In separate data released last week, the central bank cited cuts in prices of coal, petroleum and chemical products as factors behind a decline in on-month export prices in March. The figure marked a 10th consecutive month of decline on-year as well, according to the Bank of Korea.

The nation’s oil refiners are expected to deal with the most direct blow from the oil price plunge as analysts expect major refiners, including SK Innovation and S-Oil, to go into the red this quarter. They will remain in negative terrain in the second quarter, analysts added.

Construction companies are projected to face setbacks in meeting their annual overseas order targets for this year, with low oil prices affecting construction orders from the Middle East. The industry has been under strain in the past few years, due to a continued plunge in oil prices and increased global competition.

“Due to the COVID-19 crisis, a delay or cancellation of overseas construction orders is expected,” said Park Sun-gu, a researcher from the Korea Research Institute for Construction Policy.

“The demand from the Middle East, which is a key market, is projected to contract as well and while the overseas construction projects have been doing fairly well, they are expected to shrink after the second quarter due to the COVID-19 risks and plummeting oil prices,” he added.

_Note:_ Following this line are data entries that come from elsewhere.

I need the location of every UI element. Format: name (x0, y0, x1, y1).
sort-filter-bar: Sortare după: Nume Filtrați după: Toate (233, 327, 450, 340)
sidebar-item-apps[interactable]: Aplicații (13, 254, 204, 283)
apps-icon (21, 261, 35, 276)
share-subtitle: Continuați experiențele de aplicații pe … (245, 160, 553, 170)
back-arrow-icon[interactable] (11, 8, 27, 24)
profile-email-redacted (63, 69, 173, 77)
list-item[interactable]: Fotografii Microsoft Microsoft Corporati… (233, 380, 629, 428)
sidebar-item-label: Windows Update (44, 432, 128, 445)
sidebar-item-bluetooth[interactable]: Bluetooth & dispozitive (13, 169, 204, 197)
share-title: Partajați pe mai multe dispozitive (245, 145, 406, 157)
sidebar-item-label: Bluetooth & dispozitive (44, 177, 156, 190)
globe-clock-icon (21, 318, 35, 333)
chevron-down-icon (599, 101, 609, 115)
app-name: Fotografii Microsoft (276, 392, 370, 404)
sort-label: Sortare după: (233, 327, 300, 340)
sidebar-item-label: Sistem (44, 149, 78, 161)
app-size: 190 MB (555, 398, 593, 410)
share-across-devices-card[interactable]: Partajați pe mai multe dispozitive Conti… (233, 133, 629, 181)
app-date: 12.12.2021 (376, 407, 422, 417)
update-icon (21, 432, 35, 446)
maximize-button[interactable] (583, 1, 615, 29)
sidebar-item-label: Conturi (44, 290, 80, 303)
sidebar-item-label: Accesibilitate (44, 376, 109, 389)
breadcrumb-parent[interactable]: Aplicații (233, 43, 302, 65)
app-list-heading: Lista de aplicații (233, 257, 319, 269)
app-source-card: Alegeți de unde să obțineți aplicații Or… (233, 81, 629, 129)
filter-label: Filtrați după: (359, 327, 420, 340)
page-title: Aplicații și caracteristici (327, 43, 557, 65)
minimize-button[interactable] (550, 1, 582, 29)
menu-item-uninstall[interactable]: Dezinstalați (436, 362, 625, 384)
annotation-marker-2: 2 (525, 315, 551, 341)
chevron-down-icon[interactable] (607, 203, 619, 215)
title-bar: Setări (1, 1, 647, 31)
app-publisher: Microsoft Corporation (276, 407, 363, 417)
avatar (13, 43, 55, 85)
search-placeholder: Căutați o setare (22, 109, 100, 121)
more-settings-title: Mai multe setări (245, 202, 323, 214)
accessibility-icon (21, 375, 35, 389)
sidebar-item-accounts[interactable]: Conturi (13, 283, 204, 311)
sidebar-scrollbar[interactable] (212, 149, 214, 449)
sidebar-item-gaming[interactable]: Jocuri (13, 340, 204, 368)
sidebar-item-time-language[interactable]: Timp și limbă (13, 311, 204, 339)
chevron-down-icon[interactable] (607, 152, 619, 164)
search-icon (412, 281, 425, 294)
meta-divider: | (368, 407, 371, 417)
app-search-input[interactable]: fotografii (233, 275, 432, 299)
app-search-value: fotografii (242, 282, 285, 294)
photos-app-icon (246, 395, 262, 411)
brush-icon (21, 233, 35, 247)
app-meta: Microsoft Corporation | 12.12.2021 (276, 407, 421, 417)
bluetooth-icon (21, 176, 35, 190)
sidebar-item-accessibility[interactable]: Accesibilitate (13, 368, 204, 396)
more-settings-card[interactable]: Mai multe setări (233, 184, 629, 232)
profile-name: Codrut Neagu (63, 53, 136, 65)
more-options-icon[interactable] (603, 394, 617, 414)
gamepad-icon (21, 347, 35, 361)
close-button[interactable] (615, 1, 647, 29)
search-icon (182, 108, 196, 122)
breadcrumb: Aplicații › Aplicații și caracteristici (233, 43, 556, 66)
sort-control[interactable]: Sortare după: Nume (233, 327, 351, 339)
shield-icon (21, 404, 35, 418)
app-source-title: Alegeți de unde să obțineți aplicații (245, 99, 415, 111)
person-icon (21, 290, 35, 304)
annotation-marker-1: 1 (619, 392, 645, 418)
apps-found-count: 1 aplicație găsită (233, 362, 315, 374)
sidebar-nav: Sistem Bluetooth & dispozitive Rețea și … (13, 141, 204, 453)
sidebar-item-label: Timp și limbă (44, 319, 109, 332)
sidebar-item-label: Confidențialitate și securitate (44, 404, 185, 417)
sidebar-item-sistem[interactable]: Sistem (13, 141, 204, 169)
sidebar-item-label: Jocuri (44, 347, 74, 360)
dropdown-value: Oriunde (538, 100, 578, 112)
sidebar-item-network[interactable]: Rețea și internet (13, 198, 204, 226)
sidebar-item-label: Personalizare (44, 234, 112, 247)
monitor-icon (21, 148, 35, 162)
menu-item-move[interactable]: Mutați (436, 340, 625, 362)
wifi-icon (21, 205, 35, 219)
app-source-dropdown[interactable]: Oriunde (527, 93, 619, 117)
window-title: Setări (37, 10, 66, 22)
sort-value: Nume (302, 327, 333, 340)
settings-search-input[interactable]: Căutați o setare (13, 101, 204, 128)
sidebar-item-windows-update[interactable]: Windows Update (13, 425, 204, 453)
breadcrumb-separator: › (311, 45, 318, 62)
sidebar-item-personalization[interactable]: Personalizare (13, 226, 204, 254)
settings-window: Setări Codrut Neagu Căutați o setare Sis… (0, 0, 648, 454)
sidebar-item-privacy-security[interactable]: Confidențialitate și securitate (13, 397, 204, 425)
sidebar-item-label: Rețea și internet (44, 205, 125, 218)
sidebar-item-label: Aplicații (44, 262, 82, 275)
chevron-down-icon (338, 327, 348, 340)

The shipbuilding industry sees similar risks with a likely decline in demand for offshore drilling and a delay in the liquefied natural gas transportation orders placed by Qatar and Mozambique.

According to gas price information provider Opinet, gas stations across the country offered an average price of 1,113.7 won (91 cents) per liter, as of 9 a.m. The price fell by 3.6 percent from the previous day and plummeted nearly 20 percent from the beginning of the year. It is projected to decline further, experts said.